Rabaté règle ses comptes avec les apparences et les faux-semblants…

En attendant la sortie de son nouveau film (repoussée en avril à cause de la COVID-19), l’auteur des « Petits Ruisseaux », de l’adaptation d’« Ibicus » ou du diptyque « La Déconfiture », nous a concoctés cette belle histoire d’amour improbable en bande dessinée. Tout en critiquant la société bourgeoise à bout de course des années soixante, il y met en exergue certains germes d’une révolte sous-jacente qui n’allait pas tarder à exploser : d’ailleurs, son titre — « Sous les galets la plage » — n’est autre qu’une référence directe à Mai 68.

Au mois de septembre 1962, trois futurs étudiants de bonne famille prolongent leurs vacances dans une station balnéaire du Finistère, entre littoral désert et résidences secondaires fermées. Débarrassés de l’autorité de leurs parents repartis travailler dans le lieu de leur domicile principal, ils profitent de cette peu fréquente liberté pour descendre quelques bouteilles laissées dans la cave familiale et vivre, si possible, de nouvelles expériences. Un soir, sur la plage, ils rencontrent une jeune et jolie fille plutôt délurée. Finalement piégés par cette donzelle manipulatrice, ils se retrouvent contraints de participer aux cambriolages de certaines maisons de ce port de pêche touristique délaissées en cette saison, en rejoignant la bande d’un débonnaire pied nickelé adepte de la réappropriation des richesses.

L’un des trois bacheliers en quête d’évasion, fils de militaire timide, naïf et élevé à la dure pour devenir un bon gradé, va tomber raide amoureux de cette sauvageonne rejetée par sa mère, car fruit d’un viol collectif, et va s’émanciper en défiant son destin tout tracé et la société…

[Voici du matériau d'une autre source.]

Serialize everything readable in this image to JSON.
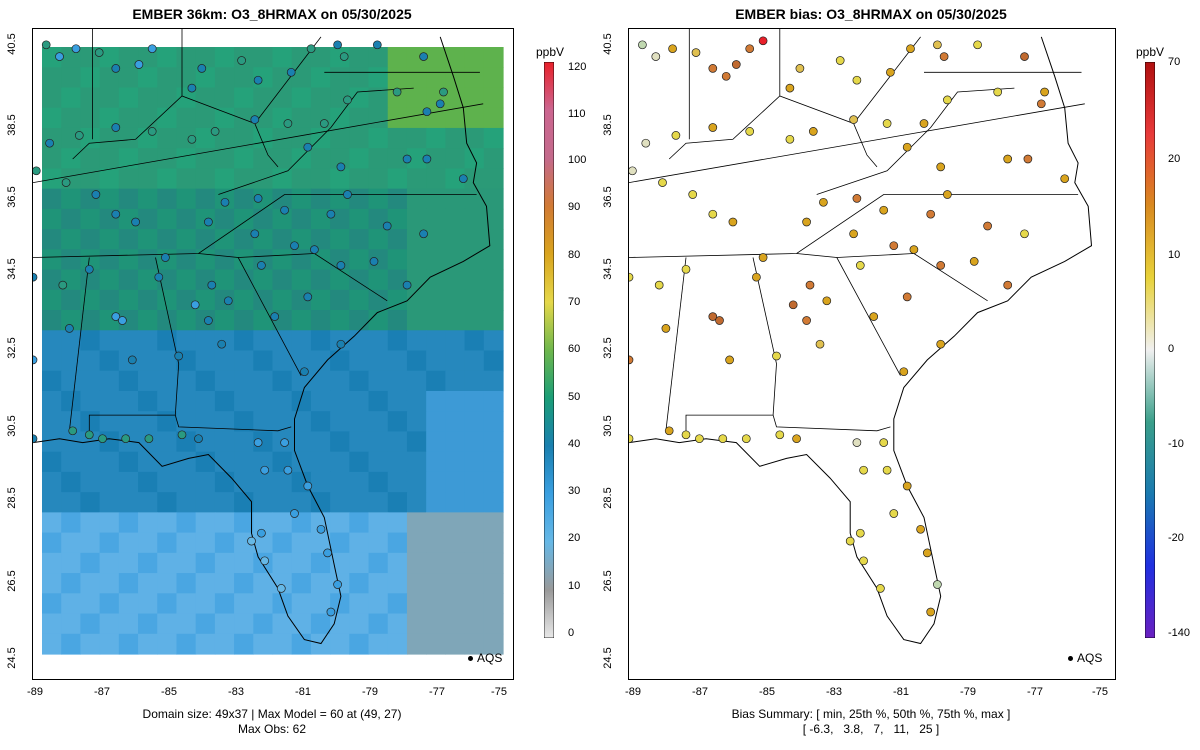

En délicat scrutateur de l’âme humaine, Pascal Rabaté nous emballe une fois de plus avec ce récit de 134 planches aussi dramatique que léger et poétique, où il tente d’exorciser également quelques-uns de ses propres démons. Et comme à son habitude, sa narration est remarquablement fluide : en effet, dès les premières pages, on est plongé dans une ambiance nostalgique et bien particulière, passant d’une case à une autre avec une facilité étonnante.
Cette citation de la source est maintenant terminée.